Vedat Milor

Vedat Milor

Tüm Yazıları
Haberin Devamı

Beşiktaş’taki Four Seasons Oteli Aqua lokantasının aşçısı Fabio Brambilla’dan bahsediyorum.   Aslında yabancı dememek lazım.
Türk hanımla evli olmasını ve daha önce İstanbul’daki başka bir lüks otelde çalışmasını bir yana bırakalım.
Benim için önemli olan ülkemizin malzemelerini tanıması. Hatta bizden daha iyi tanıması ve bunları değerlendirmesi.
Söyleyin Allah aşkına bizde kim ülkemizdeki yabani mantar zenginliğinin  farkında?
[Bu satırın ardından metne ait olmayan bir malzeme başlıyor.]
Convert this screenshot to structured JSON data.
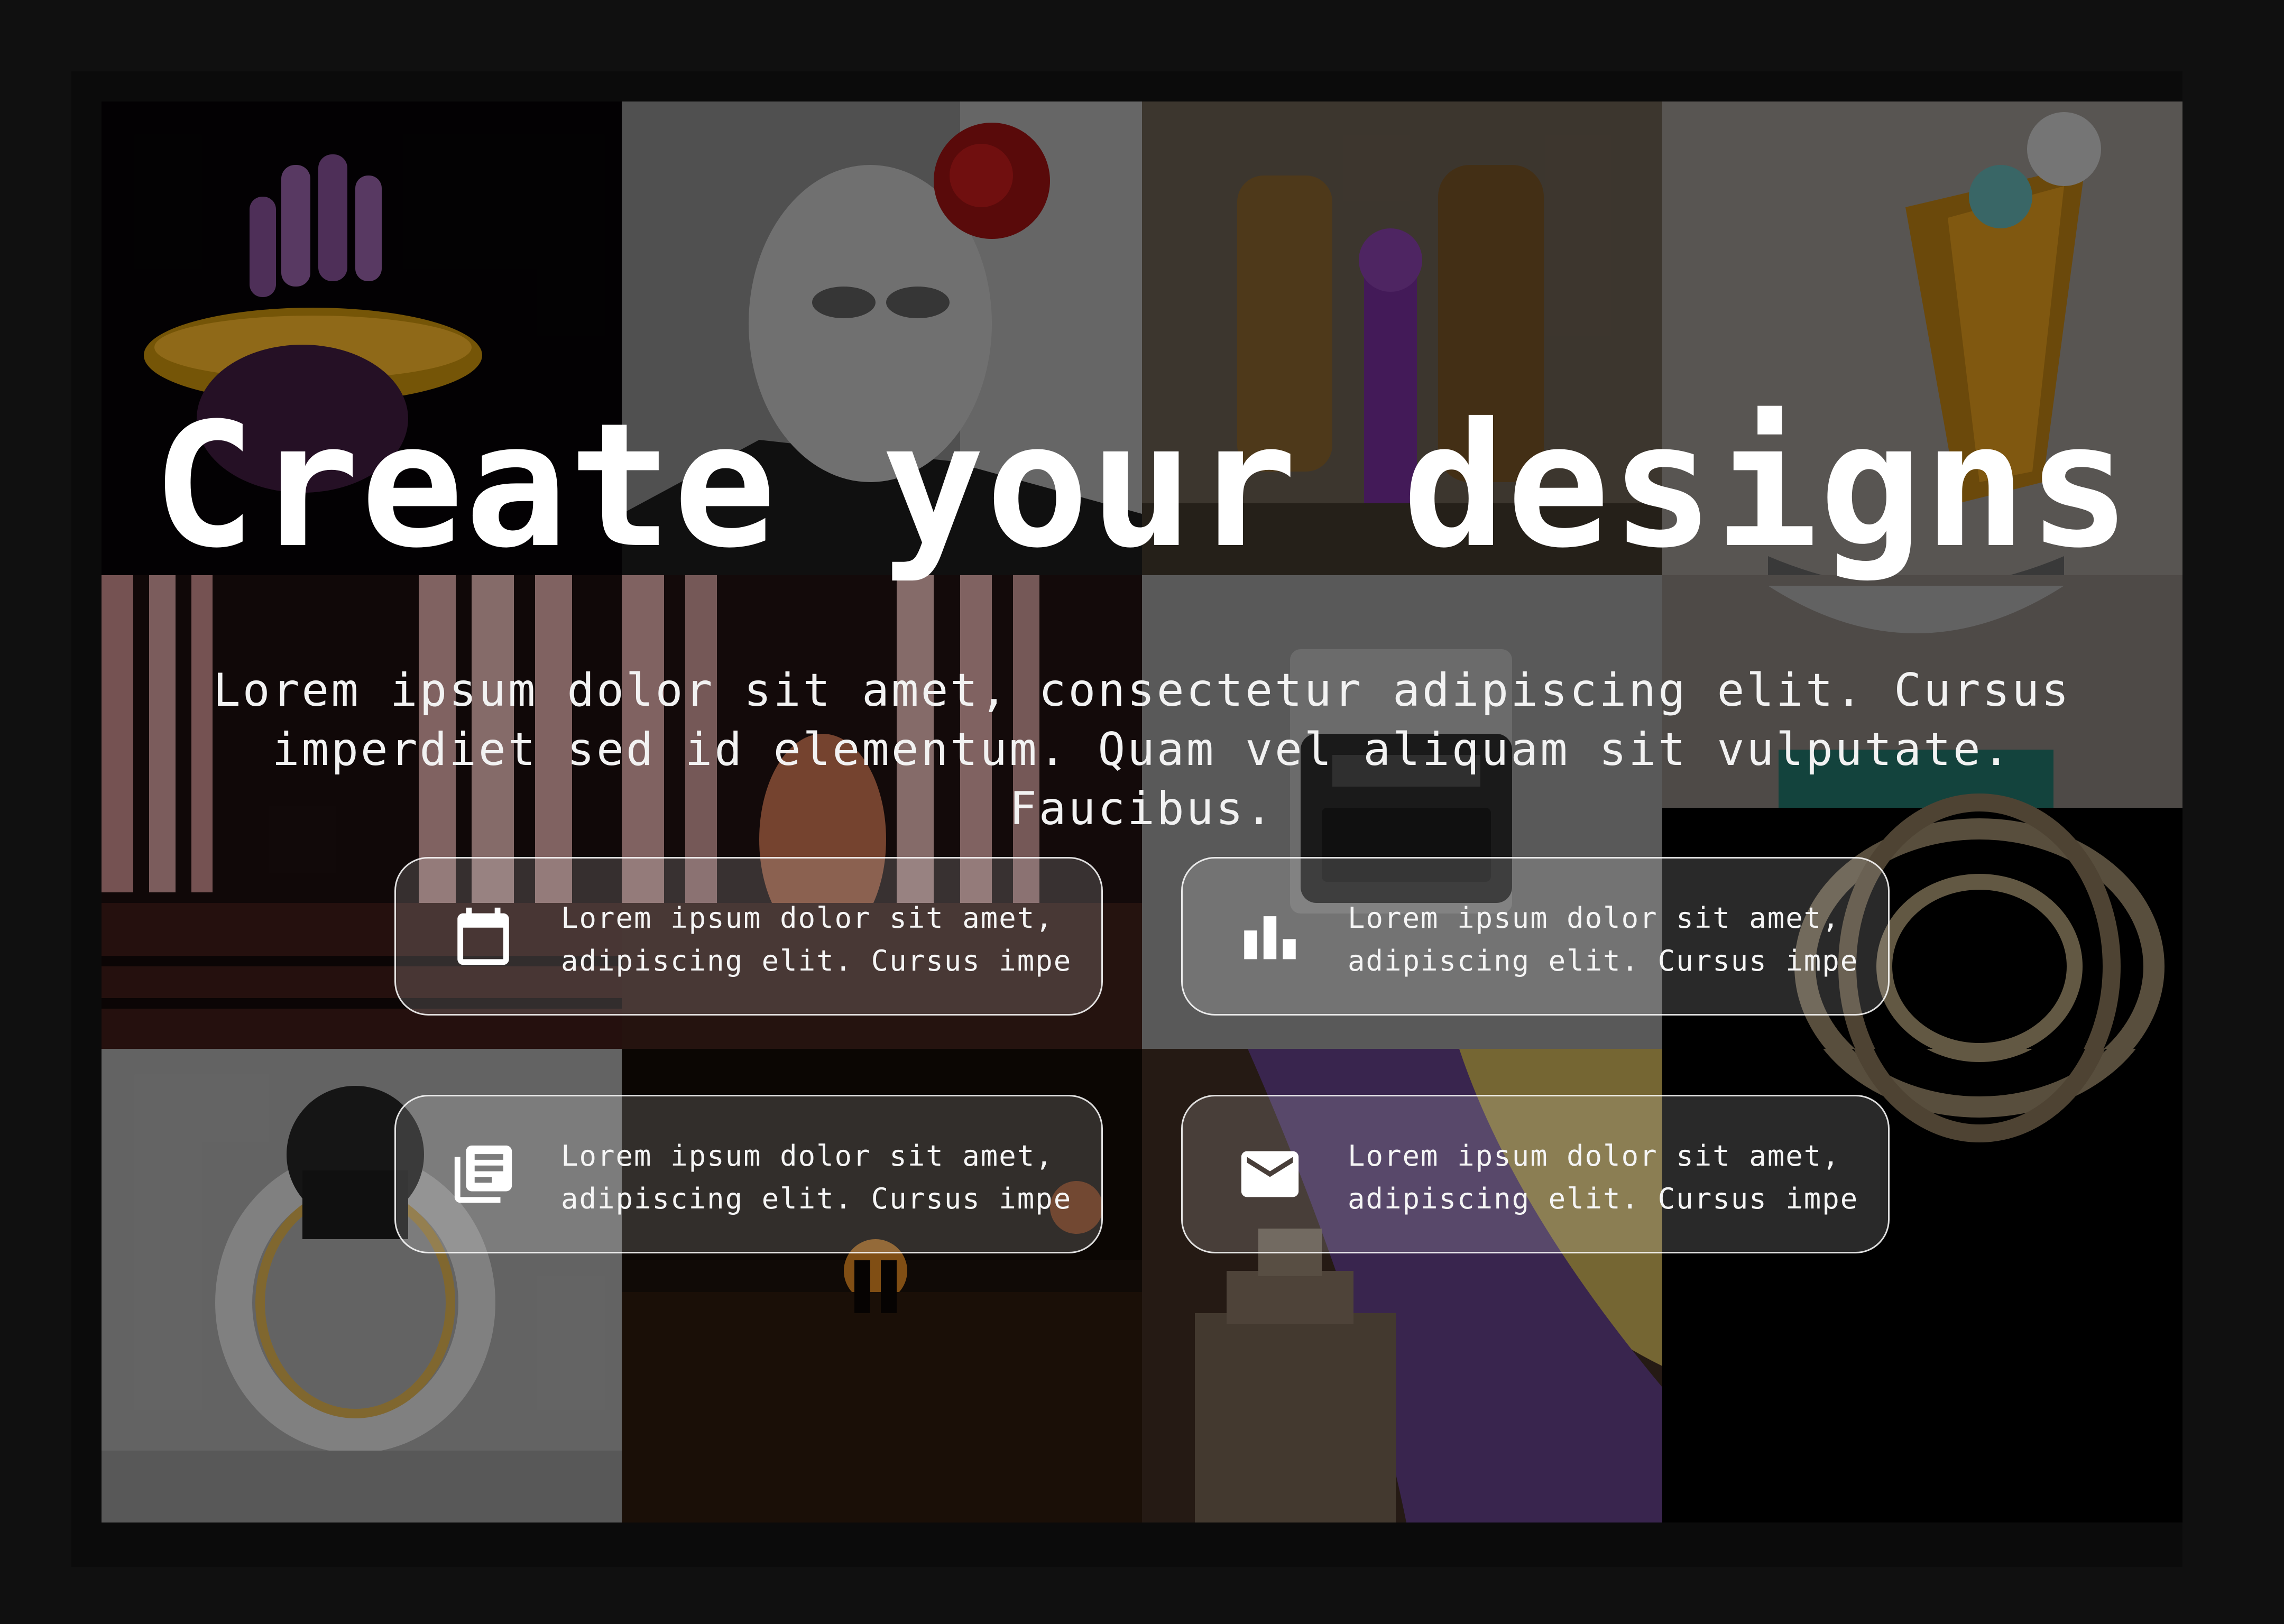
{
  "hero": {
    "title": "Create your designs",
    "subtitle_line1": "Lorem ipsum dolor sit amet, consectetur adipiscing elit. Cursus",
    "subtitle_line2": "imperdiet sed id elementum. Quam vel aliquam sit vulputate. Faucibus."
  },
  "features": [
    {
      "icon": "calendar-icon",
      "line1": "Lorem ipsum dolor sit amet,",
      "line2": "adipiscing elit. Cursus impe"
    },
    {
      "icon": "bar-chart-icon",
      "line1": "Lorem ipsum dolor sit amet,",
      "line2": "adipiscing elit. Cursus impe"
    },
    {
      "icon": "newspaper-icon",
      "line1": "Lorem ipsum dolor sit amet,",
      "line2": "adipiscing elit. Cursus impe"
    },
    {
      "icon": "mail-icon",
      "line1": "Lorem ipsum dolor sit amet,",
      "line2": "adipiscing elit. Cursus impe"
    }
  ],
  "colors": {
    "background": "#101010",
    "text": "#ffffff",
    "card_border": "#ffffff"
  }
}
Kimler bu eşi bulunmaz lezzetleri değerlendiriyor?
Farkında mısınız ülkemizde bol bol bulunan ve yumurta mantarı denen “Amanita Caesarea” adlı mantarın kilosunun 100 euro civarı olduğunu dış ülke pazarlarında?
Bizde genellikle toplanmadan çürüyüp gidiyor bu mantarlar. Ülkemızdeki tek mantar uzmanı değerli Jilber Barutçiyan kardeşimin, “Belki de dünyanın en leziz şapkalı mantarı” dediği yumurta mantarı için de durum bu.
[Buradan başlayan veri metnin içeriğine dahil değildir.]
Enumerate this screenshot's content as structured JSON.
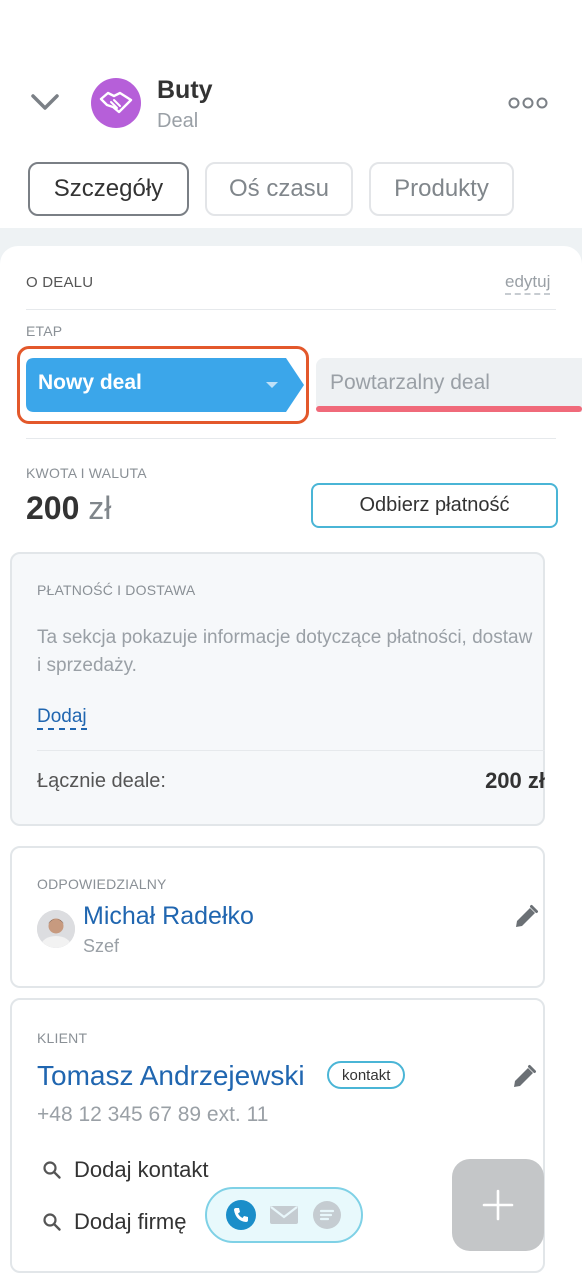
{
  "header": {
    "title": "Buty",
    "subtitle": "Deal",
    "back_icon": "chevron-down-icon",
    "avatar_icon": "handshake-icon",
    "menu_icon": "more-horizontal-icon"
  },
  "tabs": [
    {
      "label": "Szczegóły",
      "active": true
    },
    {
      "label": "Oś czasu",
      "active": false
    },
    {
      "label": "Produkty",
      "active": false
    }
  ],
  "about": {
    "section_title": "O DEALU",
    "edit_label": "edytuj",
    "stage_label": "ETAP",
    "stage_current": "Nowy deal",
    "stage_next": "Powtarzalny deal",
    "amount_label": "KWOTA I WALUTA",
    "amount_value": "200",
    "amount_currency": "zł",
    "payment_button": "Odbierz płatność"
  },
  "payment_delivery": {
    "label": "PŁATNOŚĆ I DOSTAWA",
    "description": "Ta sekcja pokazuje informacje dotyczące płatności, dostaw i sprzedaży.",
    "add_label": "Dodaj",
    "total_label": "Łącznie deale:",
    "total_value": "200 zł"
  },
  "responsible": {
    "label": "ODPOWIEDZIALNY",
    "name": "Michał Radełko",
    "role": "Szef"
  },
  "client": {
    "label": "KLIENT",
    "name": "Tomasz Andrzejewski",
    "badge": "kontakt",
    "phone": "+48 12 345 67 89 ext. 11",
    "add_contact": "Dodaj kontakt",
    "add_company": "Dodaj firmę"
  },
  "colors": {
    "stage_active": "#3ba6ea",
    "stage_next_bar": "#f06a7a",
    "highlight": "#e3582b",
    "link": "#2066b0",
    "accent_border": "#4ab5d6"
  }
}
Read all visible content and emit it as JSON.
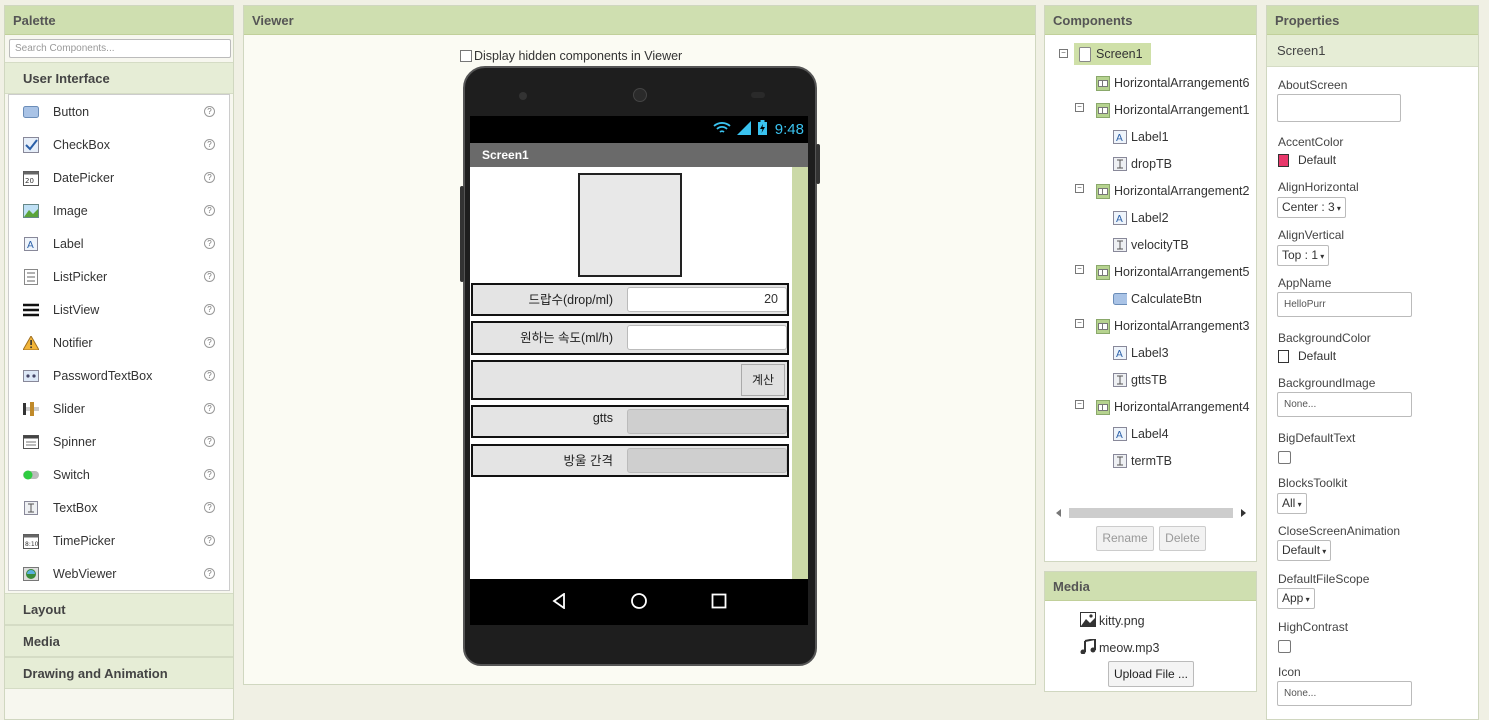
{
  "palette": {
    "title": "Palette",
    "search_placeholder": "Search Components...",
    "category_open": "User Interface",
    "items": [
      {
        "label": "Button",
        "icon": "button-icon"
      },
      {
        "label": "CheckBox",
        "icon": "checkbox-icon"
      },
      {
        "label": "DatePicker",
        "icon": "datepicker-icon"
      },
      {
        "label": "Image",
        "icon": "image-icon"
      },
      {
        "label": "Label",
        "icon": "label-icon"
      },
      {
        "label": "ListPicker",
        "icon": "listpicker-icon"
      },
      {
        "label": "ListView",
        "icon": "listview-icon"
      },
      {
        "label": "Notifier",
        "icon": "notifier-icon"
      },
      {
        "label": "PasswordTextBox",
        "icon": "password-icon"
      },
      {
        "label": "Slider",
        "icon": "slider-icon"
      },
      {
        "label": "Spinner",
        "icon": "spinner-icon"
      },
      {
        "label": "Switch",
        "icon": "switch-icon"
      },
      {
        "label": "TextBox",
        "icon": "textbox-icon"
      },
      {
        "label": "TimePicker",
        "icon": "timepicker-icon"
      },
      {
        "label": "WebViewer",
        "icon": "webviewer-icon"
      }
    ],
    "help_glyph": "?",
    "categories_closed": [
      "Layout",
      "Media",
      "Drawing and Animation"
    ]
  },
  "viewer": {
    "title": "Viewer",
    "hidden_checkbox_label": "Display hidden components in Viewer",
    "phone": {
      "time": "9:48",
      "screen_title": "Screen1",
      "rows": [
        {
          "label": "드랍수(drop/ml)",
          "value": "20"
        },
        {
          "label": "원하는 속도(ml/h)",
          "value": ""
        },
        {
          "button": "계산"
        },
        {
          "label": "gtts",
          "value": ""
        },
        {
          "label": "방울 간격",
          "value": ""
        }
      ]
    }
  },
  "components": {
    "title": "Components",
    "tree": [
      "Screen1",
      "HorizontalArrangement6",
      "HorizontalArrangement1",
      "Label1",
      "dropTB",
      "HorizontalArrangement2",
      "Label2",
      "velocityTB",
      "HorizontalArrangement5",
      "CalculateBtn",
      "HorizontalArrangement3",
      "Label3",
      "gttsTB",
      "HorizontalArrangement4",
      "Label4",
      "termTB"
    ],
    "rename": "Rename",
    "delete": "Delete"
  },
  "media": {
    "title": "Media",
    "files": [
      "kitty.png",
      "meow.mp3"
    ],
    "upload": "Upload File ..."
  },
  "properties": {
    "title": "Properties",
    "component": "Screen1",
    "about_label": "AboutScreen",
    "accent_label": "AccentColor",
    "accent_value": "Default",
    "accent_color": "#e8386b",
    "align_h_label": "AlignHorizontal",
    "align_h_value": "Center : 3",
    "align_v_label": "AlignVertical",
    "align_v_value": "Top : 1",
    "appname_label": "AppName",
    "appname_value": "HelloPurr",
    "bgcolor_label": "BackgroundColor",
    "bgcolor_value": "Default",
    "bgimage_label": "BackgroundImage",
    "bgimage_value": "None...",
    "bigtext_label": "BigDefaultText",
    "blocks_label": "BlocksToolkit",
    "blocks_value": "All",
    "close_anim_label": "CloseScreenAnimation",
    "close_anim_value": "Default",
    "filescope_label": "DefaultFileScope",
    "filescope_value": "App",
    "contrast_label": "HighContrast",
    "icon_label": "Icon",
    "icon_value": "None..."
  }
}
Fabio her şeyi ithal etmiyor
İtalyanlar bu mantarı sabaha karşı toplayıp aynı gün çiğ olarak, belki üstüne azıcık zeytinyağı ve deniz tuzu ekleyip tüketirler. Genellikle yeşil salata üstünde.
Fabio da aynısını yapıyor. Başka lüks lokantalardaki yabancı şeflerin çoğu gibi her şeyi ithal etmiyor. Bir yandan ülke döviz tasarruf ederken diğer yandan kazanan yemekseverler oluyor.
Fabio’nun diğer bir özelliği de ülkemizdeki deniz ürünleri ve kabuklular hakkında bilgili olması. Daha önceki bir yazımda Four Seasons’da çok iyi bir deniz kerevitli risotto yediğimi söylemiştim.
Bizde maalesef deniz kereviti, sülünes (deniz çakısı), minik kalamar,  minik ahtapot, sübye gibi şaheser lezzetler ya ziyan oluyor ya sadece ihraç ediliyor ya da balık yemi olarak kullanılıyor. İnşallah Fabio ve başkaları bunları mevsiminde değerlendirir ve yemekseverler İstanbul’umuzun klasikleşmiş ama fosilleşmiş balık lokantalarında bulunmayan lezzetleri keşfetme şansına sahip olurlar.
İthal deniz ürünleri ile ilgili bir sorun bunların genellikle canlı olarak ithal edilse bile ithalatçı tarafından dondurulması. İri deniz taraklarında olduğu gibi. Bu yüzden ülkemizde yediğim deniz tarakları bana yurt dışında bulduğum lezzeti vermiyor.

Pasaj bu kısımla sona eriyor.